LAS VEGAS – After largely missing out on the ballyhooed Web 2.0 that spawned today’s more interactive Web sites, Microsoft roared onto the scene Monday with a set of powerful new tools to build even jazzier sites that should start appearing in late 2006 and beyond.

Chairman Bill Gates and a bevy of executives presented the software and their vision for tomorrow’s Web at an unusual event called Mix06, aimed primarily at the people who design, build and run the world’s top 500 commercial Web sites.

The company simultaneously released a test version of the new Internet Explorer browser – most people’s vehicle to the Web – and apologized for taking so long to produce a new version.

“In a sense, we’re doing a mea culpa, saying we waited too long for a browser release,” Gates said, then pledged to release the next two versions more rapidly.

The heavily technical conference is intended to get Web developers and companies excited about a wave of new products Microsoft plans to release over the next year, including Windows Vista, the updated Internet Explorer and a set of Web development tools.

Yet the conference is also a sort of coming out for Microsoft, a chance to explain how it’s no longer as obsessed with the PC and now embraces the Internet as a platform for software development.

It’s a tricky pitch. Microsoft is trying to embrace trends in Web development that move more computing online, while also telling developers that advanced Web pages will work best on a PC or device running Microsoft software.

“Part of our message here is the Internet’s important – the experience in the Web browser – but don’t underestimate the power of that PC,” said Dean Hachamovitch, general manager of Internet Explorer.
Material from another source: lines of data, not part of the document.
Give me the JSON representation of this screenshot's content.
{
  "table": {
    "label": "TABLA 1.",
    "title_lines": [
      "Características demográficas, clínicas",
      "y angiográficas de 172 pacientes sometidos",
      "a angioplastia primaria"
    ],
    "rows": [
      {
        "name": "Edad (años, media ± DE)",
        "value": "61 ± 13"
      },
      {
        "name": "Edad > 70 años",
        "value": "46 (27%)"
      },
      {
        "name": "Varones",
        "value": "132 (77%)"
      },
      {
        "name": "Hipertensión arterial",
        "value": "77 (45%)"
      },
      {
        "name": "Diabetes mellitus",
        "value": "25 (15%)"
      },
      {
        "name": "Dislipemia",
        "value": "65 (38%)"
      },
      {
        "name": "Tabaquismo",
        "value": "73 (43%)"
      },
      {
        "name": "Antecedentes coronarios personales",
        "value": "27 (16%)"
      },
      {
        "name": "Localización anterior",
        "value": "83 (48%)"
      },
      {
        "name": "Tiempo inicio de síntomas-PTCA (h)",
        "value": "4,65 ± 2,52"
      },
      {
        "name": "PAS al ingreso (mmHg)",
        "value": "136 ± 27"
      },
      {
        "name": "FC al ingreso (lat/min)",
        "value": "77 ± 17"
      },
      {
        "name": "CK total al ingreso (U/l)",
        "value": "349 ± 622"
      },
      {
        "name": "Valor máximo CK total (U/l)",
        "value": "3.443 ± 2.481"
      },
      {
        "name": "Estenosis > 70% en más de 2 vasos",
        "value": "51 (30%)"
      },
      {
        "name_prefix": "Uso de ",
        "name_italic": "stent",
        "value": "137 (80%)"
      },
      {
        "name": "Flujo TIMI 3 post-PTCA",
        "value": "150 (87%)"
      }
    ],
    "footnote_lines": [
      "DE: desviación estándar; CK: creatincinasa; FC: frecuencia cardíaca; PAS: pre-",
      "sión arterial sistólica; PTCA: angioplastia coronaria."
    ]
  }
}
“It’s not like there’s a browser world and a Windows world. It’s “How does the Web get better if I’m running on Windows?”‘

Several developers attending the conference were enthusiastic about the technology, both for Web development and new display technologies in Windows.

“It’s definitely the future, whether you call it Web 2.0 or whatever,” said Loren Heiny, who develops Tablet PC software at Jumping Minds Software in Scottsdale, Ariz.

Web 2.0 is a term applied, primarily by software publisher and pundit Tim O’Reilly, to the post-bubble emergence of the Internet as a platform supporting Web sites that are more interactive, interconnected and service-oriented.

Microsoft brought O’Reilly on stage to interview Gates during his keynote Monday, and the two talked about the company’s strategies and competition.

At one point, O’Reilly drew a grimace from Gates when he referred to Microsoft “cutting off the air supply” of browser pioneer Netscape by distributing Internet Explorer free. The tension released after Gates wisecracked about the historic ‘90s browser war.

“Actually they were giving it away,” Gates said. “There’s a lot of these so-called fights where the other guy really knocked himself out.”

Earlier in Gates’ keynote, companies such as MySpace and the BBC demonstrated how they’re using Microsoft software to build features such as small gadgets that display updated information on a Vista desktop.

The BBC demonstrated how users will be able to search, browse, download and share its video and radio content.

Amazon.com already is using Microsoft tools to let customers subscribe to wish lists, so that they are notified when friends add an item to their list, for instance.

Yahoo! is offering a similar service for subscribing to its music hit list.

Sean Gerety, a developer at TSYS in Atlanta, said he’ll use the Microsoft platform to create a Web application for banks that will enable customers to quickly search through thumbnail images of checks they have written.

In some ways, Microsoft is playing catch-up. Adobe currently makes the leading Web-design and development tools, and there’s a popular set of free, open-source Web technologies known as Ajax.

Microsoft is also adding features to Internet Explorer that have long been in competing browsers such as Firefox and Opera.

Meanwhile, Microsoft is only now releasing test versions of Internet Explorer, Vista and its Atlas Web development platform. Also coming later are Web-design products that will compete with Adobe’s offerings.

And while Vista is expected to go on sale later this year, it may take several years before it’s widely used.

“The real power of that whole platform is based on the Vista operating system, and it’s going to take awhile; I’d say three to five years,” said Richard Monson-Haefel, an analyst at Salt Lake City-based Burton Group and a former Java developer.

At the same time, he said, Microsoft’s easy-to-use programming tools are appealing to Web developers, despite the buzz for alternatives such as open-source software.

“Developers are in the end pragmatists,” he said. “Some of your louder, squeakier wheels tend to be idealists when it comes to what technologies are best, but … everybody else just wants to solve a problem and go home to their kids.”